Throughout the main chapters, Lolli's methodology is primarily lexical - firmly in the tradition of L'Huillier. [1] This focus on vocabulary - for example, Carausius as 'pirate', Maxentius and Magnus Maximus as 'tyrants', each with associated negative qualities such as monstrousness, lust, physical debility, uncertain parentage, lack of respect, greed, cruelty, rage - serves too as a useful counterpoint to Seager [2] and Mause. [3] Where Seager plotted the virtues of the Emperor-addressees in the corpus, and Mause adopted a similar brief but across a wider range of Latin literature, Lolli plots the vices of their rivals. The book clearly demonstrates that the Panegyrici Latini, the largest collection of classical Latin oratory other than Cicero's, actually contains a very considerable amount of invective material - in the service of the immediate panegyrical agenda, of course. For example, Constantine and Theodosius do very well out of the binary ethical models that generate ferocious condemnation of Maxentius in the speech of 313, and of Magnus Maximus in the speech of 389, respectively. Lolli adds new depth to a short and important article by Lassandro [4], to show how demonisation of political rivals effects plenty of the heavy lifting needed in epideictic of the time; this rhetoric does not appear in the recommendations of Menander Rhetor's Basilikos Logos but, as Lolli demonstrates, was a regular and primary coloured feature of Latin panegyrics.

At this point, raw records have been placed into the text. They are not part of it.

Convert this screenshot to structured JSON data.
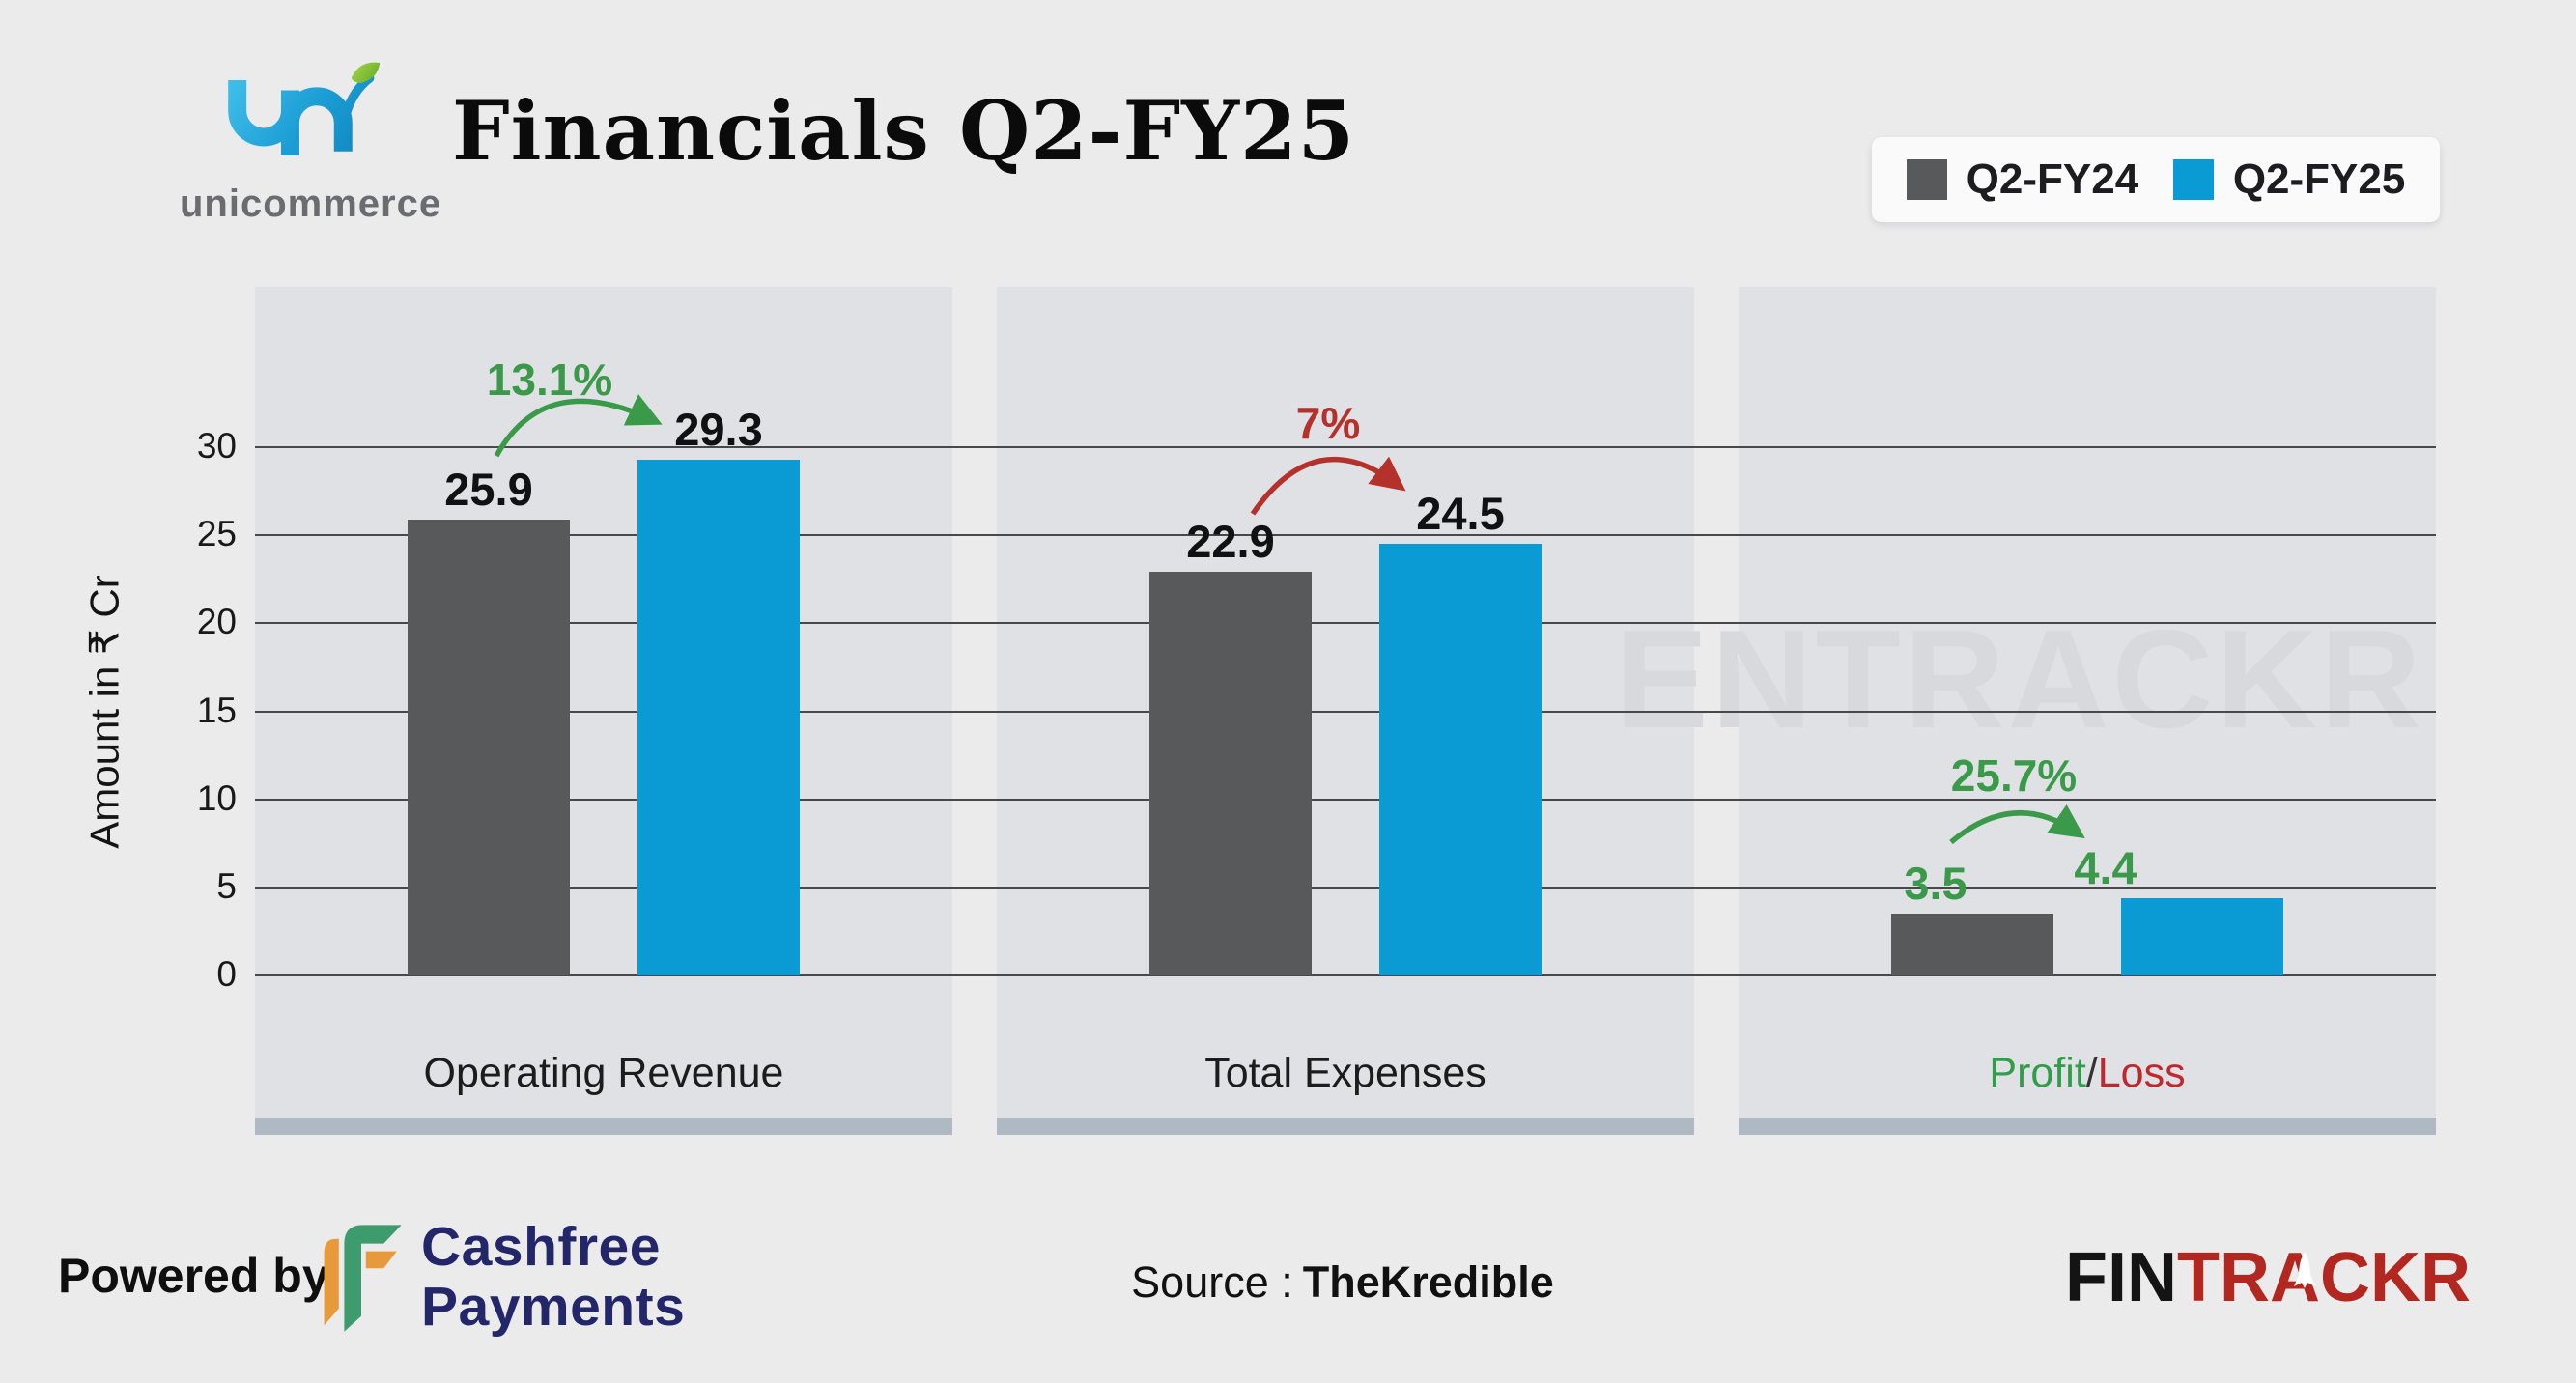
{
  "header": {
    "title": "Financials Q2-FY25",
    "logo_wordmark": "unicommerce"
  },
  "legend": {
    "items": [
      {
        "label": "Q2-FY24",
        "color": "#58595B"
      },
      {
        "label": "Q2-FY25",
        "color": "#0A9BD4"
      }
    ]
  },
  "chart_data": {
    "type": "bar",
    "title": "Financials Q2-FY25",
    "ylabel": "Amount in ₹ Cr",
    "yticks": [
      0,
      5,
      10,
      15,
      20,
      25,
      30
    ],
    "ylim": [
      0,
      30
    ],
    "grid": true,
    "legend_position": "top-right",
    "watermark": "ENTRACKR",
    "categories": [
      {
        "text": "Operating Revenue"
      },
      {
        "text": "Total Expenses"
      },
      {
        "parts": [
          {
            "text": "Profit",
            "color": "#2F9E49"
          },
          {
            "text": "/",
            "color": "#333333"
          },
          {
            "text": "Loss",
            "color": "#C02830"
          }
        ]
      }
    ],
    "series": [
      {
        "name": "Q2-FY24",
        "color": "#58595B",
        "values": [
          25.9,
          22.9,
          3.5
        ]
      },
      {
        "name": "Q2-FY25",
        "color": "#0A9BD4",
        "values": [
          29.3,
          24.5,
          4.4
        ]
      }
    ],
    "value_label_colors": [
      "#111113",
      "#111113",
      "#3B9A4A"
    ],
    "change_labels": [
      {
        "text": "13.1%",
        "direction": "up",
        "color": "#3B9A4A"
      },
      {
        "text": "7%",
        "direction": "up",
        "color": "#B5312B"
      },
      {
        "text": "25.7%",
        "direction": "up",
        "color": "#3B9A4A"
      }
    ]
  },
  "footer": {
    "powered_by": "Powered by",
    "cashfree_line1": "Cashfree",
    "cashfree_line2": "Payments",
    "source_label": "Source :",
    "source_name": "TheKredible",
    "fintrackr_black": "FIN",
    "fintrackr_red": "TRACKR"
  }
}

It is useful to have damning lexical-ethical material such as pirata, tyrannus, pestis, latrocinium, crudelitas, furor etc. identified, collected and discussed in one place, and Lolli is a snappy and reliable observer; I expect scholars and students of the Panegyrici Latini will read and cite the book as authoritative within its own limited ambitions. But big picture questions, such as the independence of orators, their literary daring or the reliability of their speeches, are not broached here. And even within the narrower scale of ambition in the book, there lurks sense of claustrophobia or myopia, as if it is in splendid isolation from a good deal of recent work by others. Ware's recent commentary on the speech of 310 perhaps appeared too late to be taken into account [5], but engagement with Maranesi on the rhetorical construction of power [6], several of the chapters in Burgersdijk and Ross [7], or in Omissi and Ross [8] and, most significantly, the 2018 monograph by Omissi [9] on precisely the intriguing culture of panegyrics as the earliest responses we have to imperial regime change would have helped to locate this book in contemporary revisions of oratory as a dynamic and flexible medium of political communication.

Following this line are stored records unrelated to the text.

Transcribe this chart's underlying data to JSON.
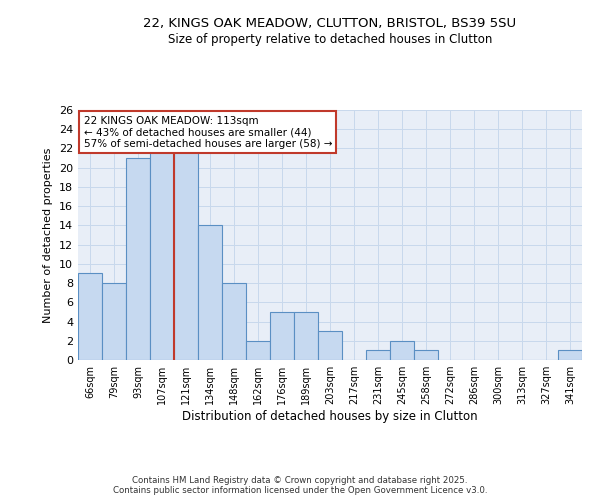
{
  "title_line1": "22, KINGS OAK MEADOW, CLUTTON, BRISTOL, BS39 5SU",
  "title_line2": "Size of property relative to detached houses in Clutton",
  "xlabel": "Distribution of detached houses by size in Clutton",
  "ylabel": "Number of detached properties",
  "bar_labels": [
    "66sqm",
    "79sqm",
    "93sqm",
    "107sqm",
    "121sqm",
    "134sqm",
    "148sqm",
    "162sqm",
    "176sqm",
    "189sqm",
    "203sqm",
    "217sqm",
    "231sqm",
    "245sqm",
    "258sqm",
    "272sqm",
    "286sqm",
    "300sqm",
    "313sqm",
    "327sqm",
    "341sqm"
  ],
  "bar_values": [
    9,
    8,
    21,
    22,
    22,
    14,
    8,
    2,
    5,
    5,
    3,
    0,
    1,
    2,
    1,
    0,
    0,
    0,
    0,
    0,
    1
  ],
  "bar_color": "#c6d9f0",
  "bar_edge_color": "#5a8fc3",
  "grid_color": "#c8d8ec",
  "background_color": "#e8eef7",
  "vline_x": 3.5,
  "vline_color": "#c0392b",
  "annotation_text": "22 KINGS OAK MEADOW: 113sqm\n← 43% of detached houses are smaller (44)\n57% of semi-detached houses are larger (58) →",
  "annotation_box_edge": "#c0392b",
  "ylim": [
    0,
    26
  ],
  "yticks": [
    0,
    2,
    4,
    6,
    8,
    10,
    12,
    14,
    16,
    18,
    20,
    22,
    24,
    26
  ],
  "footer_line1": "Contains HM Land Registry data © Crown copyright and database right 2025.",
  "footer_line2": "Contains public sector information licensed under the Open Government Licence v3.0."
}
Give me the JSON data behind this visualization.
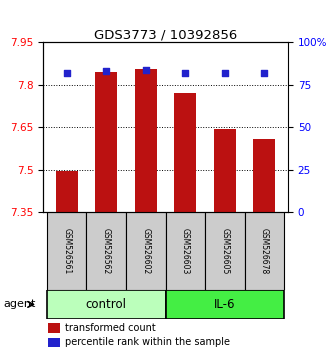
{
  "title": "GDS3773 / 10392856",
  "samples": [
    "GSM526561",
    "GSM526562",
    "GSM526602",
    "GSM526603",
    "GSM526605",
    "GSM526678"
  ],
  "bar_values": [
    7.497,
    7.845,
    7.855,
    7.77,
    7.645,
    7.61
  ],
  "bar_bottom": 7.35,
  "percentile_values": [
    82,
    83,
    84,
    82,
    82,
    82
  ],
  "bar_color": "#bb1111",
  "dot_color": "#2222cc",
  "ylim_left": [
    7.35,
    7.95
  ],
  "ylim_right": [
    0,
    100
  ],
  "yticks_left": [
    7.35,
    7.5,
    7.65,
    7.8,
    7.95
  ],
  "yticks_right": [
    0,
    25,
    50,
    75,
    100
  ],
  "ytick_labels_right": [
    "0",
    "25",
    "50",
    "75",
    "100%"
  ],
  "groups": [
    {
      "label": "control",
      "indices": [
        0,
        1,
        2
      ],
      "color": "#bbffbb"
    },
    {
      "label": "IL-6",
      "indices": [
        3,
        4,
        5
      ],
      "color": "#44ee44"
    }
  ],
  "agent_label": "agent",
  "legend_bar_label": "transformed count",
  "legend_dot_label": "percentile rank within the sample",
  "background_color": "#ffffff"
}
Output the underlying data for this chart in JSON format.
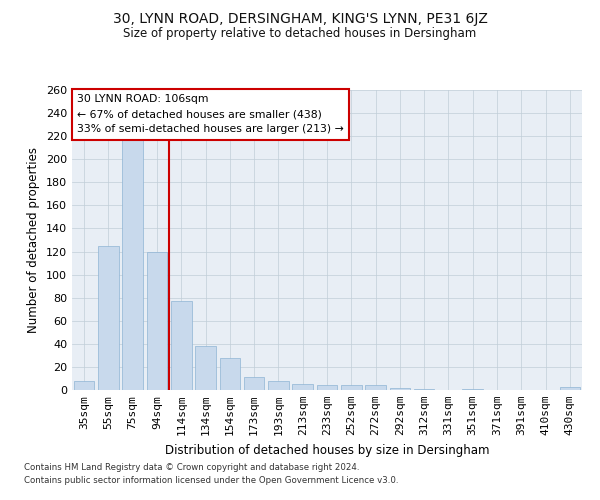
{
  "title_line1": "30, LYNN ROAD, DERSINGHAM, KING'S LYNN, PE31 6JZ",
  "title_line2": "Size of property relative to detached houses in Dersingham",
  "xlabel": "Distribution of detached houses by size in Dersingham",
  "ylabel": "Number of detached properties",
  "categories": [
    "35sqm",
    "55sqm",
    "75sqm",
    "94sqm",
    "114sqm",
    "134sqm",
    "154sqm",
    "173sqm",
    "193sqm",
    "213sqm",
    "233sqm",
    "252sqm",
    "272sqm",
    "292sqm",
    "312sqm",
    "331sqm",
    "351sqm",
    "371sqm",
    "391sqm",
    "410sqm",
    "430sqm"
  ],
  "values": [
    8,
    125,
    218,
    120,
    77,
    38,
    28,
    11,
    8,
    5,
    4,
    4,
    4,
    2,
    1,
    0,
    1,
    0,
    0,
    0,
    3
  ],
  "bar_color": "#c8d9ec",
  "bar_edge_color": "#8fb4d4",
  "ref_line_color": "#cc0000",
  "annotation_text": "30 LYNN ROAD: 106sqm\n← 67% of detached houses are smaller (438)\n33% of semi-detached houses are larger (213) →",
  "annotation_box_color": "#ffffff",
  "annotation_box_edge_color": "#cc0000",
  "footnote1": "Contains HM Land Registry data © Crown copyright and database right 2024.",
  "footnote2": "Contains public sector information licensed under the Open Government Licence v3.0.",
  "ylim": [
    0,
    260
  ],
  "yticks": [
    0,
    20,
    40,
    60,
    80,
    100,
    120,
    140,
    160,
    180,
    200,
    220,
    240,
    260
  ],
  "background_color": "#ffffff",
  "plot_bg_color": "#e8eef5",
  "grid_color": "#c0cdd8"
}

[1] M.-C. L'Huillier: L'Empire des mots. Orateurs gaulois et empereurs romains. 3e et 4e Siècles, Paris 1992.

[2] R. Seager: Some Imperial Virtues in the Latin Prose Panegyrics. The Demands of Propaganda and the Dynamics of Literary Composition, in: PLLS 4 (1984), 129-65.

[3] M. Mause: Die Darstellung des Kaisers in der Lateinischen Panegyrik, Stuttgart 1994.

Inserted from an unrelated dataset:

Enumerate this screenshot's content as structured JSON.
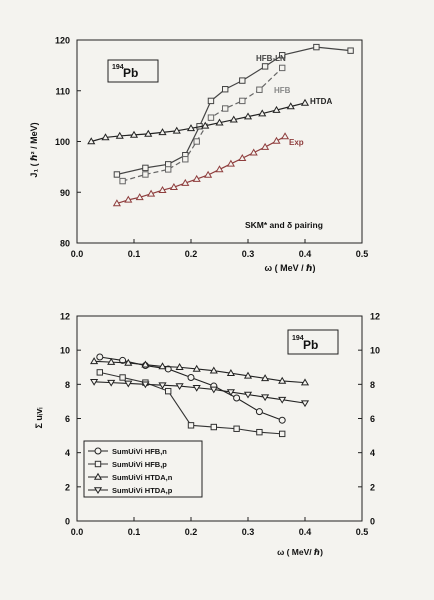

[4] D. Lassandro: La demonizzazione del nemico politico nei Panegyrici Latini, in: CISA 7 (1981), 237-249.

[5] C. Ware: A Literary Commentary on Panegyrici Latini VI (7), Cambridge 2021.

[6] A. Maranesi: Vincere la Memoria, Costruire il Potere, Costantino, i retori, la lode dell' autorità e l'autorità della lode, Milan 2016.

[7] D. P. W. Burgersdijk / A. J. Ross (eds.): Imagining Emperors in the Later Roman Empire (= Cultural Interactions in the Mediterranean; 1), Leiden 2018.

[8] A. Omissi / A. J. Ross (eds.): Imperial Panegyric from Diocletian to Honorius, Liverpool 2020.

[9] A. Omissi: Emperors and Usurpers in the Later Roman Empire. Civil War, Panegyric and the Construction of Legitimacy, Oxford 2018.